Australia will increase its active defense personnel by one-third by 2040, Prime Minister Scott Morrison announced, describing the move as part of efforts to keep the country safe “in an increasingly uncertain global environment.”
The force would grow from 18,500 troops to 80,000 over 18 years, at a cost of some A$38 billion ($27 billion), the prime minister said Thursday during a visit to an army barracks in Brisbane.
Morrison, who is expected to call a general election in May, told a news conference that it was “the biggest increase in the size of our peacetime defense forces in Australian history.”
He said the military build-up was a recognition by his government of “the threats and the environment that we face as a country, as a liberal democracy in the Indo-Pacific.”
The Australian leader said some of the new troops would support a future fleet of nuclear-powered submarines, promised as part of a new Australian-British-American defense alliance, AUKUS.

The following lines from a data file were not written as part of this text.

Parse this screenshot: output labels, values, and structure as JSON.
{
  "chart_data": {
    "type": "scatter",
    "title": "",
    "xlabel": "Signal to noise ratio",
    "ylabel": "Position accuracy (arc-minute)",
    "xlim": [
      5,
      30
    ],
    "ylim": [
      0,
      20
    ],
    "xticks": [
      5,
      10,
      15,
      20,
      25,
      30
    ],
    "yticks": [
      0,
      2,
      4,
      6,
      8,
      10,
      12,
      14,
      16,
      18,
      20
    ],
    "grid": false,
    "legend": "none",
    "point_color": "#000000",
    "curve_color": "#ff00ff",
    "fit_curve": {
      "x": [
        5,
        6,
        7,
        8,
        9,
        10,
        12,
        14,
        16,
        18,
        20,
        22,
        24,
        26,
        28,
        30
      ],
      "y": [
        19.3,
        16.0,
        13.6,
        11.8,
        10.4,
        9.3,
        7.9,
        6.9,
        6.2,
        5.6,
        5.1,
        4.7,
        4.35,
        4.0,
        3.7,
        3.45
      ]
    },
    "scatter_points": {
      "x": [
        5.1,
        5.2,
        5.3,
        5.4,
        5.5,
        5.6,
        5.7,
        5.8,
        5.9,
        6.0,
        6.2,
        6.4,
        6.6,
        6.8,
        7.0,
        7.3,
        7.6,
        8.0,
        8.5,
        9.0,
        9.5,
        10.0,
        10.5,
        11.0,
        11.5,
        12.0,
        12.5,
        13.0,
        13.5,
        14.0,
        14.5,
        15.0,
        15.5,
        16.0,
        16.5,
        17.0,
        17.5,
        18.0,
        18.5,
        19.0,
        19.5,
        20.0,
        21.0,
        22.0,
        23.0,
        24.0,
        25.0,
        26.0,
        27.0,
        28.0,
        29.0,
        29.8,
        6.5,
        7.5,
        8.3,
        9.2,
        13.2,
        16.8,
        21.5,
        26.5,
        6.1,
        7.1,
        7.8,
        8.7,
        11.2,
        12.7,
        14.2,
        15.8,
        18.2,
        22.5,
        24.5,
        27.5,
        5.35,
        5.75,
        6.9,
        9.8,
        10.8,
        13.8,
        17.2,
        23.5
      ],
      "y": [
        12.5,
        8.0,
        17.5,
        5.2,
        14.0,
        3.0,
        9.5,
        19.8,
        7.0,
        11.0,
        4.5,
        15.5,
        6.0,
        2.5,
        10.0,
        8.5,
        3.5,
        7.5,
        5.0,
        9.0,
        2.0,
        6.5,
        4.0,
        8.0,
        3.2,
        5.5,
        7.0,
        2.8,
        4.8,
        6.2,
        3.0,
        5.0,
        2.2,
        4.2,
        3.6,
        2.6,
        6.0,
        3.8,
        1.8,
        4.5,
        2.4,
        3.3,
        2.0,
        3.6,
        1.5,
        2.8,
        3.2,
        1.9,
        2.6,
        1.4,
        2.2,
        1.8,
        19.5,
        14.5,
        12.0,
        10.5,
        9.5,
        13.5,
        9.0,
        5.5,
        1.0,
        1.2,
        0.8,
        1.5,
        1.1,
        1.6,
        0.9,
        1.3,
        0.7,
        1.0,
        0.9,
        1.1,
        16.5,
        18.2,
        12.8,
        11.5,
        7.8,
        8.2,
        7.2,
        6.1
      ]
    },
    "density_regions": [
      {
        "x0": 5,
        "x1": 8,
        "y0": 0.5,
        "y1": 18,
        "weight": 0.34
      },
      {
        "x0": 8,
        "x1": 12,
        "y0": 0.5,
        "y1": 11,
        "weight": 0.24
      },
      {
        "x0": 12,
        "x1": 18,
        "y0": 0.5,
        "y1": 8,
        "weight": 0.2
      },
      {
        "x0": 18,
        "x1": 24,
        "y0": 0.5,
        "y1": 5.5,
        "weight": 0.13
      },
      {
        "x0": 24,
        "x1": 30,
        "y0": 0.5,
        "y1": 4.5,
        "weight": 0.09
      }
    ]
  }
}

Australia says it plans to arm the submarines with conventional weapons, but has not yet decided on the details of the program, including whether to go with a fleet based on U.S. or British nuclear-powered attack submarines.
Forged at a time of growing Chinese influence in the Pacific region, the AUKUS alliance would make Australia the only non-nuclear weapons power with nuclear-powered submarines capable of traveling long distances without surfacing.
Defence Minister Peter Dutton said the force buildup, which would focus on uniformed troops, would provide a credible deterrent against expansionist military threats.
Beyond submarines, the new forces would be deployed in areas such as space, cyber operations, naval assets and autonomous land and sea vehicles, Dutton said.
“This is absolutely necessary,” he said, referring to Russian President Vladimir Putin’s recent invasion of Ukraine.
“People who believe that President Putin’s only ambition is for Ukraine don’t understand the history that our military leaders understand.”
The defense minister reiterated warnings about the strategic threat to Australia in the Asia-Pacific region, where China is expanding its increased power.